Elle me vient de ma mère qui est Normande. J'ai grandi sur les plages de Normandie. J'ai appris à marcher à Villers-sur-mer. Donc je suis attaché à cette région qui est plus le 21e arrondissement de Paris qu'autre chose. Je suis né à Paris mais dès ma naissance je passais mes week-ends en Normandie. Très vite, je suis tombé amoureux de cette région dont les lumières sont folles. Moi qui suis très sensible à la lumière, elles m'ont touché comme elles ont touché les peintres impressionnistes. Cette lumière normande est pour moi une chose fondamentale, essentielle. J'adore tous les climats en Normandie. Comme dirait Olivier de Kersauson, la pluie, elle ne tombe que sur les cons.


Et c’est une région qui vous réussit...


Je suis toujours venu en Normandie quand je traversais des moments difficiles, compliqués. Et j’ai toujours eu le sentiment que cette région cicatrisait mieux qu’ailleurs. J’en repartais toujours avec des forces. La preuve avec Un homme et une femme : je suis arrivé à 2 heures du matin avec l’envie de mourir et à 8 heures je repartait flambant neuf. 


Quel y est votre passe-temps favori ?


J'adore marcher au bord de la mer avec les pieds dans l'eau. Je peux marcher pendant une dizaine de kilomètres à marée basse. Je trouve que c'est un exercice physique extraordinaire et la plus belle des promenades. Et puis après, j'adore également marcher dans la campagne du pays d'Auge. Alors à chaque fois que je peux faire l'une ou l'autre de ces promenades, je la fais.

 

À quand le prochain Lelouch tourné sur la Côte Fleurie ?


C'est pas impossible qu'en m'installant dans mon manoir j'aie envie de tourner un film qui se passe entièrement dans cet endroit que je connais bien. Mais les films ne se programment pas de cette façon-là. Ce qui m'intéresse, c'est de raconter des histoires dont j'ai été un peu le témoin. Je ne suis rien d'autre qu'un reporter de la vie. Ce sont les histoires qui sont les patrons, pas les pays et les régions. Moi je m'adapte. Quand je tourne Itinéraire (Ndlr Itinéraire d'un enfant gâté, 1988), je fais le tour du monde. Je peux aller partout. Mon prochain film je vais le tourner dans la région de Beaune, dans le milieu du vin. C'est le scénario qui décide de l'endroit où je vais tourner. Mais c'est vrai qu’à chaque fois que j'aurai une histoire qui pourrait se passer en Normandie, j'en profiterai.

 

Mais vous avez construit, près de Deauville, une maison circulaire, pour y tourner un film, n’est-ce pas ?

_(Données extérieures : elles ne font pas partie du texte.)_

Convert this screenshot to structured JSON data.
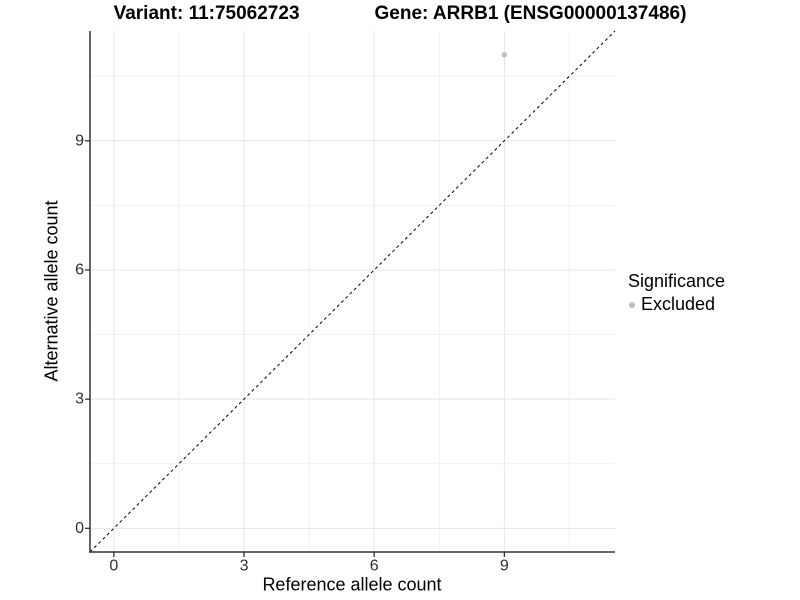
{
  "title": {
    "variant": "Variant: 11:75062723",
    "gene": "Gene: ARRB1 (ENSG00000137486)"
  },
  "legend": {
    "title": "Significance",
    "items": [
      {
        "label": "Excluded",
        "color": "#bebebe"
      }
    ]
  },
  "chart_data": {
    "type": "scatter",
    "title": "Variant: 11:75062723  Gene: ARRB1 (ENSG00000137486)",
    "xlabel": "Reference allele count",
    "ylabel": "Alternative allele count",
    "xlim": [
      -0.55,
      11.55
    ],
    "ylim": [
      -0.55,
      11.55
    ],
    "major_ticks": [
      0,
      3,
      6,
      9
    ],
    "minor_ticks": [
      1.5,
      4.5,
      7.5,
      10.5
    ],
    "grid": true,
    "legend_position": "right",
    "series": [
      {
        "name": "Excluded",
        "color": "#c2c2c2",
        "points": [
          {
            "x": 9,
            "y": 11
          }
        ],
        "point_radius": 2.8
      }
    ],
    "reference_line": {
      "type": "identity",
      "style": "dashed",
      "color": "#000000",
      "dash": "3,3"
    },
    "colors": {
      "major_grid": "#e5e5e5",
      "minor_grid": "#f1f1f1",
      "axis_line": "#333333",
      "tick_label": "#2e2e2e"
    }
  }
}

C'est vrai oui. On a construit à Tourgéville un décor important pour un film que je prépare et que je tournerai, je ne sais pas encore quand, mais peut-être dans les 3 ou 4 ans qui viennent.

 

En cette année du cinquantième anniversaire d’Un homme et une femme, quelle est votre actualité cinématographique ?


D'abord on va fêter ces 50 ans en ressortant le film dans le monde entier, au cinéma, à la télévision, un peu partout. Et moi je vais commencer mon 46e film au mois de juillet.